Si l’on considère les catastrophes auxquelles l’Amérique a fait face le mois dernier, il semble que Roch Hachana tombe à pic. En fait, les mots, Roch Hachana, viennent des mots hébreux Roch Hachinoui, le début du changement. Dans l’espoir que le changement soit pour le mieux.

Les fêtes juives sont renommées pour leurs gâteries culinaires. Mais à part la nourriture et les réunions de famille, les festivals juifs ont de profondes significations spirituelles. Roch Hachana n’est pas seulement le début du calendrier juif, c’est aussi un symbole de renouveau. Là, nous commençons à nous examiner avec minutie et à décider comment nous voulons nous améliorer.

Goûter à une tête de poisson signifie que nous voulons être la tête et non la queue. Cela implique que nous voulons décider de notre voie nous-mêmes et non pas suivre aveuglément le troupeau. Nous mangeons les graines d’une grenade, et chaque graine représente un désir que nous avons découvert en nous et que nous voulons apprendre à utiliser pour l’amour d’autrui et non égoïstement. Et la pomme que nous mangeons symbolise le péché (d’égocentrisme) que nous atténuons (adoucissons) avec le miel, et là encore, cela symbolise notre désir d’apprendre à utiliser même cette tentation primordiale pour le bien d’autrui.

Le peuple juif a inventé la phrase : « Aime ton prochain comme toi-même », et l’a implanté à divers degrés, jusqu’à la destruction du Deuxième Temple. Tous nos festivals symbolisent des jalons tout au long du chemin de la transformation du mauvais penchant, à savoir l’égoïsme, en altruisme, et là, nous aimons notre prochain comme nous-mêmes.

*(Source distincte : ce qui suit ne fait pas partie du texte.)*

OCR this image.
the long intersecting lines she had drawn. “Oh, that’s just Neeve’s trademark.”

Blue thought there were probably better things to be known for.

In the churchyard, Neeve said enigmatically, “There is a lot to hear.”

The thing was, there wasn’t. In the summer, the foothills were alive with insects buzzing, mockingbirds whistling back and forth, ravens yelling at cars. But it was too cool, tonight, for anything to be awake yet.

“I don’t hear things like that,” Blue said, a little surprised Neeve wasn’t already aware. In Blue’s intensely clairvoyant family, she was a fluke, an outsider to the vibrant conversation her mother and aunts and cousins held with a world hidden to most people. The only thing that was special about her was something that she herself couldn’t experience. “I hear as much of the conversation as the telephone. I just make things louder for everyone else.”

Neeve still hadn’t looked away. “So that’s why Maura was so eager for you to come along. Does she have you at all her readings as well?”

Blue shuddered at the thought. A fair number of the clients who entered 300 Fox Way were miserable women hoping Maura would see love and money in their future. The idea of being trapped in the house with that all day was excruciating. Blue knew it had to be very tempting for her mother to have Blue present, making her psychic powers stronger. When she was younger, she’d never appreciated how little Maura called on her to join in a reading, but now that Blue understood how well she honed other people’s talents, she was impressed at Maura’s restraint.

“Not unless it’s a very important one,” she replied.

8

Nos sages nous racontent que la seule raison de la destruction du Deuxième Temple était la haine sans fondement. C’est-à-dire que lorsque l’égoïsme prend le dessus, nous échouons et nous tombons. Nous avons été établis en tant que nation seulement après avoir fait le serment de nous unir « comme un seul homme dans un seul cœur ». Lorsque nous avons rompu ce serment, nous avons été dispersés et exilés.

Le commandement d’être « comme une lumière pour les nations » n’était pas moins important que notre serment d’être unis comme « un ». Mais faute de ce lien entre nous, quelle lumière diffusons-nous ? Quand nous sommes unis et que nous le montrons, nous devenons une lumière pour les nations et nous accomplissons notre vocation en tant que Juifs.

Aujourd’hui, la méfiance et l’aliénation prévalent à tous les niveaux de l’humanité, que ce soit de l’interpersonnel au social ou du national à l’international. De toute évidence, nous sommes de plus en plus éloignés les uns des autres, le contraire de l’unité et de l’amour fraternel qui sont fondamentaux pour survivre dans un monde où tout le monde dépend de tout le monde.

Plus nous poursuivons la tendance actuelle, plus grande sera la pression sur les juifs. Au fin fond, le monde se souvient que les juifs connaissent le secret de la connexion humaine adéquate. Lorsque ce souvenir revient à la surface, il est ventilé par des accusations de fauteurs de guerre, de manipulateurs, et critiques similaires qui sont devenues parties intégrantes du credo anti-juif.

Bien que nous aussi soyons déconnectés, nous sommes ceux qui peuvent et doivent raviver notre unité. Nous en sommes peut-être très loin encore, mais au moins nous reconnaissons le caractère indispensable de cette valeur injustement déchue qu’est l’unité.

Par conséquent, ce Roch Hachana est une occasion d’en faire un véritable Roch Hachinoui, le début du changement. Ici et maintenant nous devrions commencer à changer la manière dont nous nous relions les uns aux autres. Alors que nous nous rassemblons avec la famille et les amis, nous devons en faire un point de nous élever au-dessus de nos différences et de trouver la trajectoire commune qui est l’unité. Et quand nous le ferons, les malheurs mentionnés auparavant n’existeront plus puisqu’ils dérivent de la même origine : notre séparation.

Cette année, répandons du miel sur notre aliénation et adoucissons-la en nous souciant et en nous préoccupant les uns des autres. Après les tragédies récentes endurées par l’Amérique, elle a certainement besoin de préoccupation mutuelle et de responsabilité réciproque. Et vraiment, l’unité est tout ce dont nous avons besoin. L’unité est tout ce dont le monde a besoin et elle est la clé de notre bonheur permanent.